Small and medium-sized enterprises (SMEs) have limited access to credit due to higher credit risks, said the edited minutes.

Supant Mongkolsuthree, chairman of the Federation of Thai Industries, said earlier that some commercial banks hardly issued loans despite the state lending guarantee as SMEs usually spend 3-5 years recovering, which is considered too long from banks' perspective.

Households remain vulnerable given the high household debt and a slow recovery in income, which deteriorates their debt servicing capability, said the edited minutes.

The ratio of household debt to GDP in the second quarter ballooned to 84%, an 18-year high, representing a value of 13.6 trillion baht. The ratio was an increase from 13.5 trillion baht or 80% of GDP registered in the first quarter.

The rising household debt-to-GDP ratio and the slow recovery in income will delay the deleveraging process, which together could potentially have an adverse impact on consumption and economic growth in the medium term, said the edited minutes.
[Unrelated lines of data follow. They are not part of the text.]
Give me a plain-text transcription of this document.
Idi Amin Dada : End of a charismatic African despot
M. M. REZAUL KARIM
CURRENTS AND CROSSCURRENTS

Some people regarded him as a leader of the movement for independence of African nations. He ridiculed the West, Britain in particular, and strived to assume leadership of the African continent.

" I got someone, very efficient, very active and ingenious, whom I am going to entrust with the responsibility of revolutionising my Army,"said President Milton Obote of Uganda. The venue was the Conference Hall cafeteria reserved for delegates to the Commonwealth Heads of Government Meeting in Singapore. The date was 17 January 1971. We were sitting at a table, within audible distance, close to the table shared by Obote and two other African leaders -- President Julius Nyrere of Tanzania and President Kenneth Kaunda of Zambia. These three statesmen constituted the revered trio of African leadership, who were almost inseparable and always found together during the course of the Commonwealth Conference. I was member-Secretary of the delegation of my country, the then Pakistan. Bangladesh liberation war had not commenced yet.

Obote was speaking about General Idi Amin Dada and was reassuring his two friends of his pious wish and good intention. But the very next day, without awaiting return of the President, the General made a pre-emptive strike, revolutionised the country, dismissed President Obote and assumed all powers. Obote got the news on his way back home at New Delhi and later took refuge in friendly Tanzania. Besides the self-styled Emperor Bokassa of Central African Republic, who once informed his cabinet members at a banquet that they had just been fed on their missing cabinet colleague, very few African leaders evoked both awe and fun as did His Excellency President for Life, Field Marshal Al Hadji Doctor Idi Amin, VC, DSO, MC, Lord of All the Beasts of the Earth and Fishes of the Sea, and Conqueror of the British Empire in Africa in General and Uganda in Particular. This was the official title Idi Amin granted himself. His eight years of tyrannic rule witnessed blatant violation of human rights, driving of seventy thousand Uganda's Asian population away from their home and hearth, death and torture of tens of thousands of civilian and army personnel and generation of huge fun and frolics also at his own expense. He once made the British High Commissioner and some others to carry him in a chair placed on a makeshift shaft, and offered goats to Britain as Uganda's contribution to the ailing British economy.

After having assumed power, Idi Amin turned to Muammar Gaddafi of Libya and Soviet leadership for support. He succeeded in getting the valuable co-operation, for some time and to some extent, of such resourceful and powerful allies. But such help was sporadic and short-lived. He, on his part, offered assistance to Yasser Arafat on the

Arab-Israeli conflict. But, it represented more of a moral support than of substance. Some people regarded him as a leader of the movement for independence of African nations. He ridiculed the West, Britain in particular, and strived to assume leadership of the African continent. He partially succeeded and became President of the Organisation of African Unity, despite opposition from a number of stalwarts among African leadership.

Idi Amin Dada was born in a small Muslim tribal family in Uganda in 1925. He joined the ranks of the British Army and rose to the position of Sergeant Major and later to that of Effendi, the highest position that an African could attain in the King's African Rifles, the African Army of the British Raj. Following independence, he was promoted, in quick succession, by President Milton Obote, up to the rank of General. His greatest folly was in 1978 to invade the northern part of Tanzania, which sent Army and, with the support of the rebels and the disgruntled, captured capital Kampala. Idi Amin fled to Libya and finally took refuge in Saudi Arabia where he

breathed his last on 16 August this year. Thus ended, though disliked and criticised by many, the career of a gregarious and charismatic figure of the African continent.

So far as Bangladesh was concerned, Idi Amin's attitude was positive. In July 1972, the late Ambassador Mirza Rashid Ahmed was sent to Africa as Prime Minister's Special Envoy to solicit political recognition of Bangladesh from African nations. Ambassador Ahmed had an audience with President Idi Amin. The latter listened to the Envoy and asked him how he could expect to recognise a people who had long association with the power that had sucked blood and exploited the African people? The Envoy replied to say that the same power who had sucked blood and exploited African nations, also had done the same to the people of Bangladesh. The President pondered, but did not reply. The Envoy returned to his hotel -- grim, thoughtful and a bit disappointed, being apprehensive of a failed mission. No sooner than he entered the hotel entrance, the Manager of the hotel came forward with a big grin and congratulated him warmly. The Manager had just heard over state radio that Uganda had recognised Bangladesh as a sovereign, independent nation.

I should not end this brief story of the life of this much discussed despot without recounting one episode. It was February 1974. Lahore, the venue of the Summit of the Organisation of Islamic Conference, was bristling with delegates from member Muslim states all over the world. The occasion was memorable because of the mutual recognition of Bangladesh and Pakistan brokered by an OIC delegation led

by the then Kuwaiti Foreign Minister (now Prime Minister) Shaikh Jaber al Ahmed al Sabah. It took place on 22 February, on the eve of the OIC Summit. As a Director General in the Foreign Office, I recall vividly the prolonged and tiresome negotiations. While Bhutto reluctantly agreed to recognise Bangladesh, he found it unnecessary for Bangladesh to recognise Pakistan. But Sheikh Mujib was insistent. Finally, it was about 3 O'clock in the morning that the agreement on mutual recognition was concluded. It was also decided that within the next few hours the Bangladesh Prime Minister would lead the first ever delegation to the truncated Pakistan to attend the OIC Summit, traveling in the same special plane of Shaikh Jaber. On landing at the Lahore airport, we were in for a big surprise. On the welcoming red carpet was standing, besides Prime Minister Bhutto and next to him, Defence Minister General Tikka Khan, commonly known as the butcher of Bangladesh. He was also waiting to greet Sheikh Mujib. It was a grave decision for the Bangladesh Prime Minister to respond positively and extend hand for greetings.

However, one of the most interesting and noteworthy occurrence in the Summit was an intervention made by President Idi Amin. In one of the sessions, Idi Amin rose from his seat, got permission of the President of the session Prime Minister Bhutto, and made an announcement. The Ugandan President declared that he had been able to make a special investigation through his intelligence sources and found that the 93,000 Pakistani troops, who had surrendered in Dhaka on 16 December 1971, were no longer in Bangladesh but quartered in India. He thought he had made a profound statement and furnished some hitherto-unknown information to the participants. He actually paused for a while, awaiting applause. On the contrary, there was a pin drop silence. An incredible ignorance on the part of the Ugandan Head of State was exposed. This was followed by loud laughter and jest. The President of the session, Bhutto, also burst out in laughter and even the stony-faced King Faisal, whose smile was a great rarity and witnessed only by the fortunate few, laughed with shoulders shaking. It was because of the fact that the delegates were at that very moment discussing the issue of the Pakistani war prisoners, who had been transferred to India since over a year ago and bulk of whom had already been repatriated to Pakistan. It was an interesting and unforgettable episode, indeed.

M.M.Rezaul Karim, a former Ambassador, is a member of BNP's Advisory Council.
"Debt restructuring and economic restructuring should therefore be accelerated to support the recovery in incomes in the post-Covid-19 environment. Furthermore, an uneven recovery in income among [different] sectors would result in worsening inequality problems and would limit sustainable economic growth in the long term," said the edited minutes.

"Nevertheless, credit assistance measures partially relieved liquidity constraints of businesses and households affected by the pandemic."

Downside risks for Thailand's economic recovery are still at large going forward and could arise from domestic political uncertainties, which could affect consumer and investor confidence, said the edited minutes.

Apart from domestic politics, other risks affecting the recovery momentum include the progress of protocol to admit foreign tourists, which would likely be gradual depending on the outbreak scenarios in foreign countries, along with the progress of the Covid-19 vaccine development and heightened financial vulnerabilities for households and businesses following the phasing out of aid measures, said the edited minutes.